Album Review: “Room 25” by Noname

“I kind of talk in scramble think,” Noname muses as she introduces herself and her band at their NPR Tiny Desk Concert recorded in 2017. Fresh-faced, eager and in the middle of her “Telefone” tour, the 26-year-old rapper and poet described her flow, hopeful that audience members could glean some meaning from her complex and seemingly disorganized lyrics. In her new album, “Room 25,” which was released this past month and met with enthusiasm, Noname takes on the tone of an artist who has been through the hardships of tour life and come out the other side wiser and with a greater security in her own worth and talent. “Room 25” is ultimately an exploration and declaration of Noname’s confidence as a maturing artist entering the next chapter of her black womanhood in a racially turbulent America.

Noname was born Fatimah Nyeema Warner in Chicago, Illinois.

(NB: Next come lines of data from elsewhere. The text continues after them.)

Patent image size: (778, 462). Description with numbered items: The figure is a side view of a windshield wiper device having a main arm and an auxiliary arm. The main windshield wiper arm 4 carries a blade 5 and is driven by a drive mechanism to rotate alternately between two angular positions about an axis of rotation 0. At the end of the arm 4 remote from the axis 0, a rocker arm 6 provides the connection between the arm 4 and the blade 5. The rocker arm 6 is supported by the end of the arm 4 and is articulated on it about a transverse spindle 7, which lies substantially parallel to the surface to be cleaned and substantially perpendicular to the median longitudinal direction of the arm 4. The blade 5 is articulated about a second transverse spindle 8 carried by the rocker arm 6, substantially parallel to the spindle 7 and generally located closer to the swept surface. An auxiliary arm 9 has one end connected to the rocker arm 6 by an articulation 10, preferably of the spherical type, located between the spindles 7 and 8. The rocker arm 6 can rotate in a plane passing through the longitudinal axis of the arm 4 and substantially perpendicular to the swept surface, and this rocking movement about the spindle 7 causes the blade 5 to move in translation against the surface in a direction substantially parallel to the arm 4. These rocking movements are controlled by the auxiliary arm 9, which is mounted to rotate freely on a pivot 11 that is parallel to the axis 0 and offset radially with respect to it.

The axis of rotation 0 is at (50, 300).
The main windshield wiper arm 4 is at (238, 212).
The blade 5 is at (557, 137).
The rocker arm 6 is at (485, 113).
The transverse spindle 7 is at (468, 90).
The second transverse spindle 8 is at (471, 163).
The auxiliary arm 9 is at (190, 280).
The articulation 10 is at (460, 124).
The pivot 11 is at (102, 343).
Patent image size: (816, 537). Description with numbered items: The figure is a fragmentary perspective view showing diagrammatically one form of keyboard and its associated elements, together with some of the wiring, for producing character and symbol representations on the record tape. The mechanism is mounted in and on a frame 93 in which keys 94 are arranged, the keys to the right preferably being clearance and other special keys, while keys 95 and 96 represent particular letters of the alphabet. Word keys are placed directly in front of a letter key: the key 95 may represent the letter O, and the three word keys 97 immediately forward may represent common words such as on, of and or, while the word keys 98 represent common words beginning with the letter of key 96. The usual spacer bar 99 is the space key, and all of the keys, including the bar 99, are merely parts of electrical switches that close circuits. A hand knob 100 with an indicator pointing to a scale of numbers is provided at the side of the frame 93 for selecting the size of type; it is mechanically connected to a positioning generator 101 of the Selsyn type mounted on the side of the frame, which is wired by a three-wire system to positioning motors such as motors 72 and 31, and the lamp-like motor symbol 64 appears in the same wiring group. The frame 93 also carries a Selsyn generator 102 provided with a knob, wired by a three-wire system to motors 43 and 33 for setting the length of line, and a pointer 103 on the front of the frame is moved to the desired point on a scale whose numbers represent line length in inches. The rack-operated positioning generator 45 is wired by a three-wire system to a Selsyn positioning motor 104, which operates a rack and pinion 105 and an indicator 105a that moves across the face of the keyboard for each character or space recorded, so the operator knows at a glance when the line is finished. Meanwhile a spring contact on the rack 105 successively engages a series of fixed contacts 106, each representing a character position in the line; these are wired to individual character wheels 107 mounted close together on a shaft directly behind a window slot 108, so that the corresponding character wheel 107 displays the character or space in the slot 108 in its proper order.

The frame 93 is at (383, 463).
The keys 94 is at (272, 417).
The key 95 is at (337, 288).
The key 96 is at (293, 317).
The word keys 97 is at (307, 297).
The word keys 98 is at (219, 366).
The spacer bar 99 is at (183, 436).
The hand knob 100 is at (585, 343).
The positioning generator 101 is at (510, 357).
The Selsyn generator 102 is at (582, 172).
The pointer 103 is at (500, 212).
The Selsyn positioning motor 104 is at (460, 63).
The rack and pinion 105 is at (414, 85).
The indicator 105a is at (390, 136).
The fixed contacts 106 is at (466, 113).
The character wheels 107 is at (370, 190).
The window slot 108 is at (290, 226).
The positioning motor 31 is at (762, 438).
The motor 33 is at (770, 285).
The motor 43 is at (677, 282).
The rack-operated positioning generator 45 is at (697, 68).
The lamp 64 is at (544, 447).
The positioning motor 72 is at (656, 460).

Raised by her grandparents, she grew up listening to blues musicians like Buddy Guy and Howlin’ Wolf, though later was influenced by the likes of Nina Simone, Andre 3000 and Missy Elliott. As a teenager she spent time in her mother’s bookstore reading the poetry of Toni Morrison and Patricia Smith, and soon began writing poetry and performing at open mics in the Chicago area. She gained recognition after appearing on Chance the Rapper’s track “Lost” in 2013. Three years later, she released her first solo project, “Telefone.”

Warner chose the name “Noname” because it allows her, she said in an interview with The Fader, to “exist without binding myself to labels.” Noname prefers to be uninhibited in her artistic choices and doesn’t like the idea of being boxed into a certain style. This lack of limitation definitely shows, as her instrumentals vary from the funky and bass heavy  “Blaxploitation,” which deals with black fear in America and her struggle with her own culture and pride, to the orchestral “Window” with Phoelix. Her seamless transitions between styles is a testament to her growth as an artist and confidence in experimenting with different sounds. Her lyrics assist in this maturation as she speaks on similar topics highlighted in “Telefone,” but with a new twist. In the first track, “Self,” she sets up the album as an important milestone, vocalizing her thoughts on religion, politics and family but makes sure listeners know that her goal is internal. She raps, “Nah, actually this is for me.” In “Montego Bae” a track with Ravyn Lenae and “Window” with Phoelix, Noname switches to sexy, jazzy sounds and matches her lyrics to it, writing uncharacteristically about a love affair. Before her year on tour, Noname confesses she had never had sex before and experienced a slew of other significant “coming of age” moments. In these tracks she plays around with vulgarity and boastful language but also her vulnerability in the face of love, addressing her ex-lover in “Window,” “So you really don’t think about me? And you really don’t miss me?”

Noname continues her trend of writing on emotional themes from “Telefone,” but what makes this sequel album so meaningful is her personal transformation since then. Her intimate delivery and raw, beautiful instrumentals accentuate her struggle with the self-doubt that her first project’s success was merely chance. Well, she doesn’t have to worry because with hundreds of thousands of listens on Spotify and a rapidly growing fanbase, Noname won’t be going away anytime soon. Unique and earnest vulnerability combined with clever social commentary make Noname incomparable to other rappers of her time. Her remarkable ability to click into her own internal workings and those of the world around her will continue to serve her well as she finds more success.